On the other hand, entertainment gifts to staff (such as tickets to movies/theatre/amusement park/sporting events, holiday airline tickets etc.) which are under $300 will not attract FBT, are not income tax deductible, and you can not claim GST credits. If over $300, FBT will apply, but a tax deduction and GST credits can be claimed. With FBT rate at 47%, the tax deduction and GST credits available is unlikely to provide a better tax outcome than avoiding FBT by keeping the gift under $300.


No FBT is payable, irrespective of the type of gift and irrespective of cost. However, where a gift constitutes entertainment, no GST or tax deduction can be claimed. Thus, at least from a tax standpoint, it’s better to provide non-entertainment gifts to clients (Christmas hampers, bottles of alcohol, gift vouchers, pen sets) and, in doing so, enjoy a tax deduction and GST credits.


Instead of gifts, it’s quite common for employers to host a Christmas Party for their staff (often including spouses) at a restaurant.

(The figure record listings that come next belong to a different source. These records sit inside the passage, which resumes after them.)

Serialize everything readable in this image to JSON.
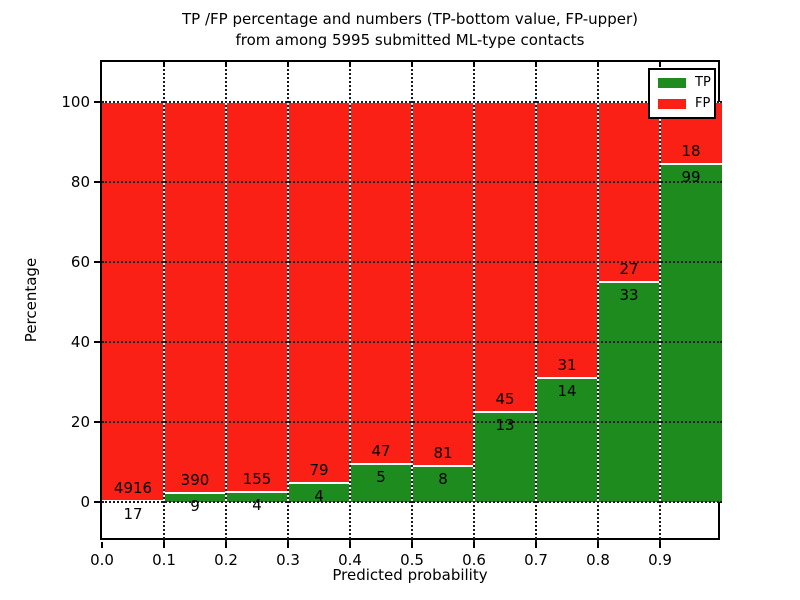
{
  "figure": {
    "title": "TP /FP percentage and numbers (TP-bottom value, FP-upper)\nfrom among 5995 submitted ML-type contacts",
    "total_contacts": 5995
  },
  "chart_data": {
    "type": "bar",
    "stacked": true,
    "normalized_to_percent": true,
    "title": "TP /FP percentage and numbers (TP-bottom value, FP-upper)\nfrom among 5995 submitted ML-type contacts",
    "xlabel": "Predicted probability",
    "ylabel": "Percentage",
    "categories": [
      "0.0-0.1",
      "0.1-0.2",
      "0.2-0.3",
      "0.3-0.4",
      "0.4-0.5",
      "0.5-0.6",
      "0.6-0.7",
      "0.7-0.8",
      "0.8-0.9",
      "0.9-1.0"
    ],
    "series": [
      {
        "name": "TP",
        "color": "#1e8b1e",
        "counts": [
          17,
          9,
          4,
          4,
          5,
          8,
          13,
          14,
          33,
          99
        ]
      },
      {
        "name": "FP",
        "color": "#fb2016",
        "counts": [
          4916,
          390,
          155,
          79,
          47,
          81,
          45,
          31,
          27,
          18
        ]
      }
    ],
    "bar_annotation_rule": "TP count below segment boundary, FP count above segment boundary",
    "xticks": [
      "0.0",
      "0.1",
      "0.2",
      "0.3",
      "0.4",
      "0.5",
      "0.6",
      "0.7",
      "0.8",
      "0.9"
    ],
    "yticks": [
      0,
      20,
      40,
      60,
      80,
      100
    ],
    "xlim": [
      0,
      1
    ],
    "ylim": [
      -10,
      110
    ],
    "grid": "dotted",
    "legend_position": "upper right",
    "legend": [
      "TP",
      "FP"
    ]
  }
}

Where this is the case, the total cost will generally be exempt from FBT provided the per-head cost (dinner and drinks) is kept to under $300 per person. This is known as the Minor Benefits Exemption. To enjoy this exemption the employer must use the Actual Method for valuing FBT meal entertainment. The Actual Method is the default method for valuing meal entertainment, and no formal ATO election is required to use this method. Under the Actual Method, an employer pays FBT (in the absence of an exemption) on all taxable meal entertainment provided to employees and their associates such as spouses (entertainment provided to other parties such as clients, contractors, or suppliers is exempt from FBT).

The downside of using the Minor Benefit Exemption is that the meal entertainment is not tax deductible, and nor can you claim a GST credit.

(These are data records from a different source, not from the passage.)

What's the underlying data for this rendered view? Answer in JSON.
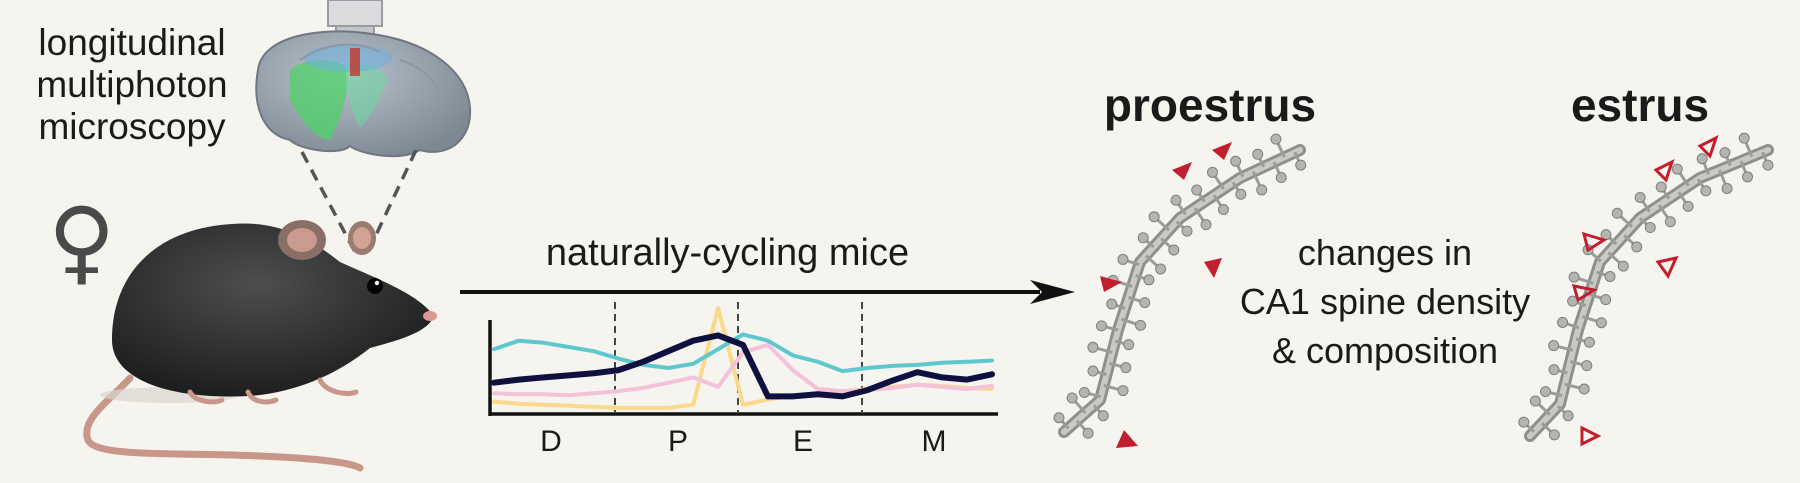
{
  "method_lines": [
    "longitudinal",
    "multiphoton",
    "microscopy"
  ],
  "sex_symbol": "♀",
  "arrow_label": "naturally-cycling mice",
  "stages": {
    "left": "proestrus",
    "right": "estrus"
  },
  "finding_lines": [
    "changes in",
    "CA1 spine density",
    "& composition"
  ],
  "chart_data": {
    "type": "line",
    "categories": [
      "D",
      "P",
      "E",
      "M"
    ],
    "x": [
      0,
      0.05,
      0.1,
      0.15,
      0.2,
      0.25,
      0.3,
      0.35,
      0.4,
      0.45,
      0.5,
      0.55,
      0.6,
      0.65,
      0.7,
      0.75,
      0.8,
      0.85,
      0.9,
      0.95,
      1.0
    ],
    "series": [
      {
        "color": "#5ec8cf",
        "values": [
          0.58,
          0.66,
          0.64,
          0.6,
          0.56,
          0.49,
          0.43,
          0.4,
          0.44,
          0.58,
          0.72,
          0.66,
          0.52,
          0.46,
          0.37,
          0.4,
          0.42,
          0.43,
          0.45,
          0.46,
          0.47
        ]
      },
      {
        "color": "#0e1140",
        "values": [
          0.26,
          0.29,
          0.31,
          0.33,
          0.35,
          0.38,
          0.46,
          0.56,
          0.66,
          0.71,
          0.62,
          0.13,
          0.13,
          0.15,
          0.13,
          0.19,
          0.28,
          0.36,
          0.31,
          0.29,
          0.34
        ]
      },
      {
        "color": "#f4c0da",
        "values": [
          0.16,
          0.15,
          0.15,
          0.14,
          0.16,
          0.18,
          0.21,
          0.26,
          0.31,
          0.22,
          0.55,
          0.62,
          0.38,
          0.2,
          0.18,
          0.19,
          0.21,
          0.24,
          0.22,
          0.2,
          0.23
        ]
      },
      {
        "color": "#fbd98a",
        "values": [
          0.08,
          0.06,
          0.05,
          0.04,
          0.03,
          0.02,
          0.02,
          0.02,
          0.05,
          0.97,
          0.05,
          0.1,
          0.14,
          0.16,
          0.18,
          0.2,
          0.22,
          0.24,
          0.23,
          0.21,
          0.2
        ]
      }
    ],
    "ylim": [
      0,
      1
    ],
    "grid": false
  }
}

This Minor Benefit Exemption is not available if you elect to value your meal entertainment under the alternative 50/50 Method. Under this method, you pay FBT on only 50% of all taxable meal entertainment provided to employees, spouses AND third-parties such as clients/contractors/customers etc. irrespective of the cost. Likewise, you can only claim a 50% income tax deduction and 50% GST credits on such meal entertainment. However as stated earlier, with the FBT rate at 47%, the 50% tax deduction and 50% GST credits available under the 50/50 Method is unlikely to provide a better after-tax result than the Actual Method where no FBT is payable.

The “take-home message” is that if like many employers the only social functions you host for employees during the year are a Christmas Party (and perhaps the Melbourne Cup), be conscious of keeping the per-head cost under $300. By doing so, you may be able to exempt the entire cost of the party from FBT.